Botendienstgebühr nur für Rx

von Dirk Krüger am 04.01.2021 um 16:37 Uhr

Die "Verstetigung" der Botendienstgebühr ist, wenn auch mit 2,50 € nicht kostendeckend, so doch die erste seit langem erfolgte Verbesserung der Apothekenhonorierung. Was mir jetzt erst bewusst wurde, ist die Tatsache, dass sie nur für die Belieferung mit Rx-Arzneimitteln berechnet werden darf.
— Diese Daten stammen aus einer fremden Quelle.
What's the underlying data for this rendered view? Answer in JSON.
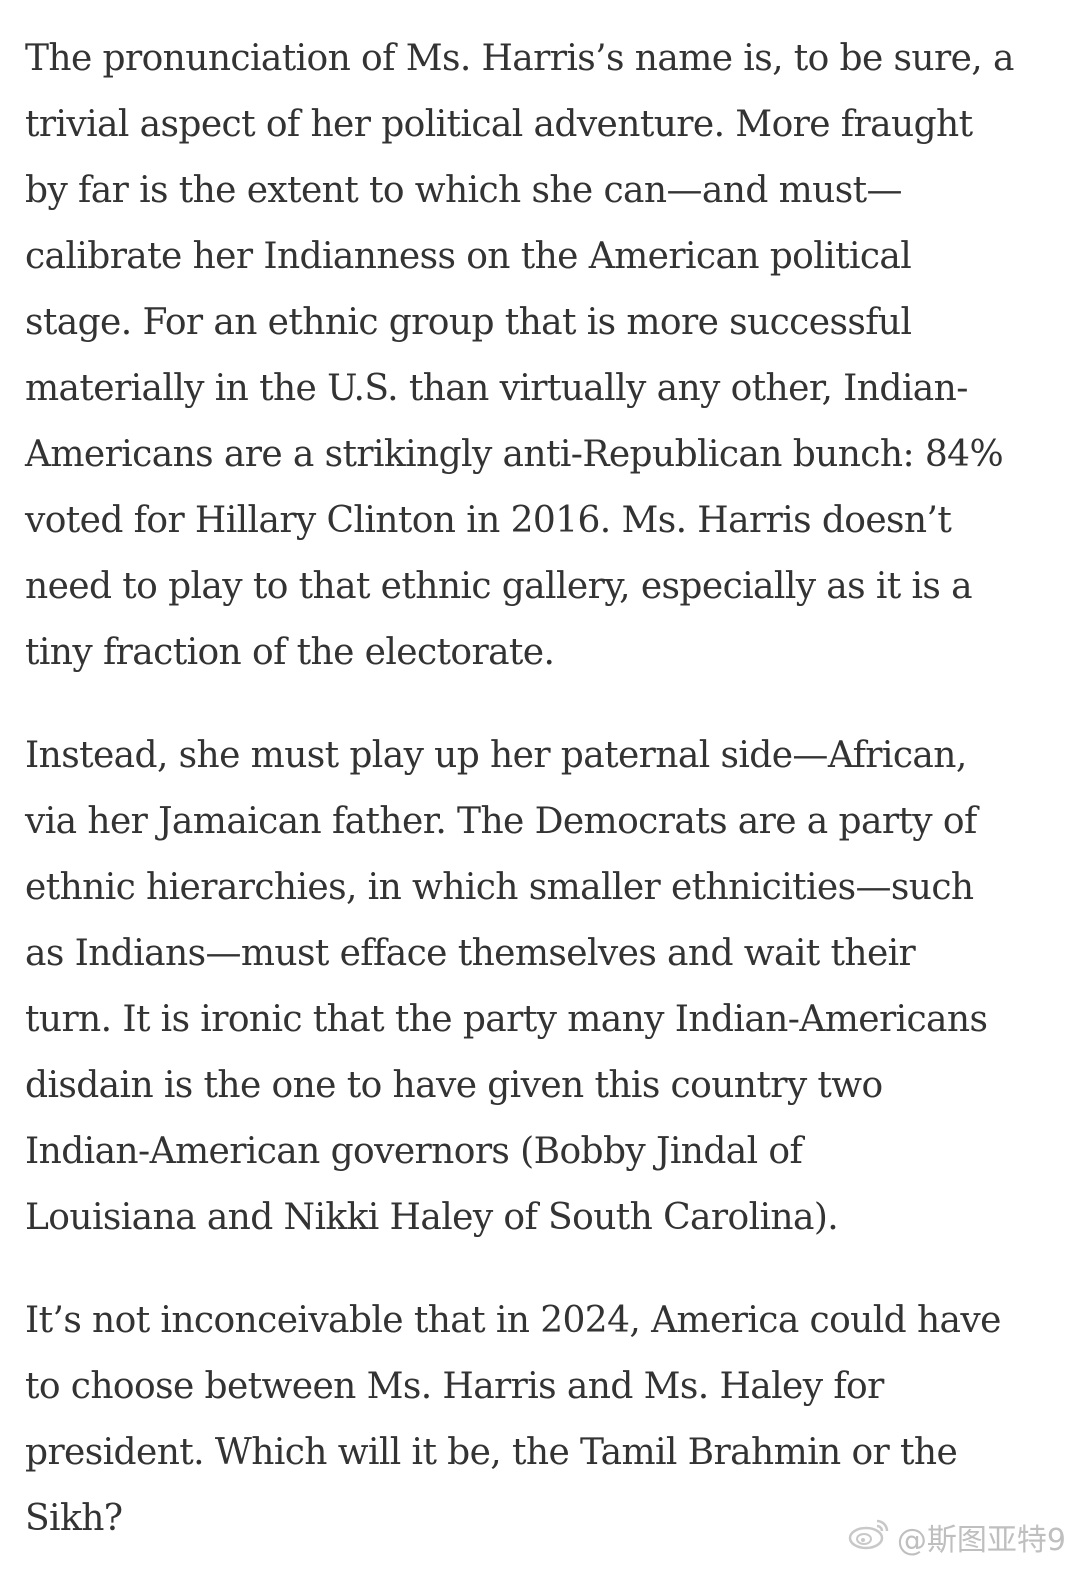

Diese Gebühr von dem Status "Verschreibungspflicht" abhängig zu machen, erscheint mir unlogisch und nicht nachvollziehbar. Meiner Meinung nach müsste die Möglichkeit der Berechnung der Botendienstgebühr von der Erstattungsfähigkeit eines verordneten Arzneimittels abhängig gemacht werden. Bekanntermaßen gibt es erstattungsfähige Non-Rx- Präparate auf Grund einer OTC-Ausnahmeliste. Weiterhin sind Non-Rx-Präparate auch für Kinder und Jugendliche bis zum 12. Geburtstag erstattungsfähig. Der Drops ist zwar gelutscht, aber mich interessiert, ob unsere Interessenvertretung das auf dem Schirm hatte und - wenn auch offensichtlich erfolglos - interveniert hat. Oder ist diese inkonsequente, in sich meiner Meinung nach nicht logische, mithin in meinen Augen willkürliche "Grenze" - so wie mir - nicht aufgefallen? Oder wurde sie nicht als solche gesehen?